Awalnya, tentu saja Mini Market A ini berbeda dibandingkan dengan warung yang ada, karena dilengkapi beberapa AC. Dengan adanya mini Market A ini, maka berbondong-bondonglah orang mencoba melihat apa saja barang yang ditawarkan di sana.
Beberapa bulan kemudian, mulai terjadi kekurangnyamanan di Mini Marke A ini. Dari AC yang kurang dingin hingga kasir yang tadinya ada 2 kasir, hanya tinggal 1.
Tak berapa lama, tidak jauh dari lokasi Mini Market A, dibukalah salah satu mini market yang sudah cukup banyak cabangnya di Indonesia, kita sebut saja Mini Market B. Setiap kali ada pelanggan datang, kasir akan mengucapkan kalimat yang sama. "Selamat datang di "Mini Market B", silakan membeli" kurang lebih kalimatnya seperti itu.

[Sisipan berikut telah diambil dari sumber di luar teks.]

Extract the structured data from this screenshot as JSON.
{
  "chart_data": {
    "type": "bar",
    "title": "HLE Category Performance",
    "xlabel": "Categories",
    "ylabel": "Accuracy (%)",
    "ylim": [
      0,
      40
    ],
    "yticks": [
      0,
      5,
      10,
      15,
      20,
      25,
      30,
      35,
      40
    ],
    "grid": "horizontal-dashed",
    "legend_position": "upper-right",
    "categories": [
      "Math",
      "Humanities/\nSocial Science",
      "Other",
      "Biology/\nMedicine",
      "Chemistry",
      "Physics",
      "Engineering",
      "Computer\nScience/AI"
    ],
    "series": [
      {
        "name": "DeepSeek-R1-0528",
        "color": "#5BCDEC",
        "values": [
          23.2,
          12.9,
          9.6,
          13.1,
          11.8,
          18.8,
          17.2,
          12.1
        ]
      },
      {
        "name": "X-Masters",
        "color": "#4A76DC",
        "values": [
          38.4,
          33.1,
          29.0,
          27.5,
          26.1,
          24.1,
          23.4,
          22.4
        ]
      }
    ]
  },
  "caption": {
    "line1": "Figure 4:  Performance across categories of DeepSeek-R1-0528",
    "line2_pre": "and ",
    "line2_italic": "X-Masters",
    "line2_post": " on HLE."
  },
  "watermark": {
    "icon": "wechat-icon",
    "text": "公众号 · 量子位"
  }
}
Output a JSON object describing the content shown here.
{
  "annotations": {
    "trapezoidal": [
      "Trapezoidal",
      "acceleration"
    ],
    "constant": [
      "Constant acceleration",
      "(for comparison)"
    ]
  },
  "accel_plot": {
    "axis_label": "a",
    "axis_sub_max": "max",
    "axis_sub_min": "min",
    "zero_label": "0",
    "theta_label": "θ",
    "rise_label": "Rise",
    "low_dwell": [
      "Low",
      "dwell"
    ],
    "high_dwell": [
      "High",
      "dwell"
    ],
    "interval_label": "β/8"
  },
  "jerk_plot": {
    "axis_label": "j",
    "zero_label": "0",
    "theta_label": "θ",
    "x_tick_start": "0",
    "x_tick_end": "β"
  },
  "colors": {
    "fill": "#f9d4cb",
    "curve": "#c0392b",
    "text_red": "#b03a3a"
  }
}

Mungkin karena harus mengucapkan kalimat yang sama setiap kali pelanggan datang, saya mendengarnya seperti kalimat yang bisa diucapkan robot. Berulang-ulang, tetapi tanpa emosi.
Dengan AC yang cukup dingin dan beberapa karyawan, bisa dibilang cukup nyaman untuk berbelanja di Mini Market B ini.
Minggu lalu, dibukalah mini market baru. Sebut saja Mini Market C. Jaraknya hanya berbeda satu rumah dari Mini Market A. Yup, hanya satu rumah.
Dengan lokasi yang cukup luas dibandingkan kedua mini market A dan B, AC di Mini Market C juga sangat dingin, maklum, mungkin baru saja buka. Tetapi yang membuat kurang nyaman justru tidak sebandingnya antara pegawai dengan luasnya Mini Market C itu. Terlalu banyaknya pegawai di Mini Market yang bisa dibilang kecil.
Dengan adanya 3 mini market dalam radius tidak lebih dari 100 meter, saya berpikir, betapa tidak sehatnya persaingan antara mereka. Apalagi jika dimasukkan warung-warung yang ada di sekitarnya. Tidak mungkin warung-warung kecil mengalahkan mini market yang dingin karena AC.
Sedih, ya, karena untuk urusan yang seperti ini saja tidak bisa diatur.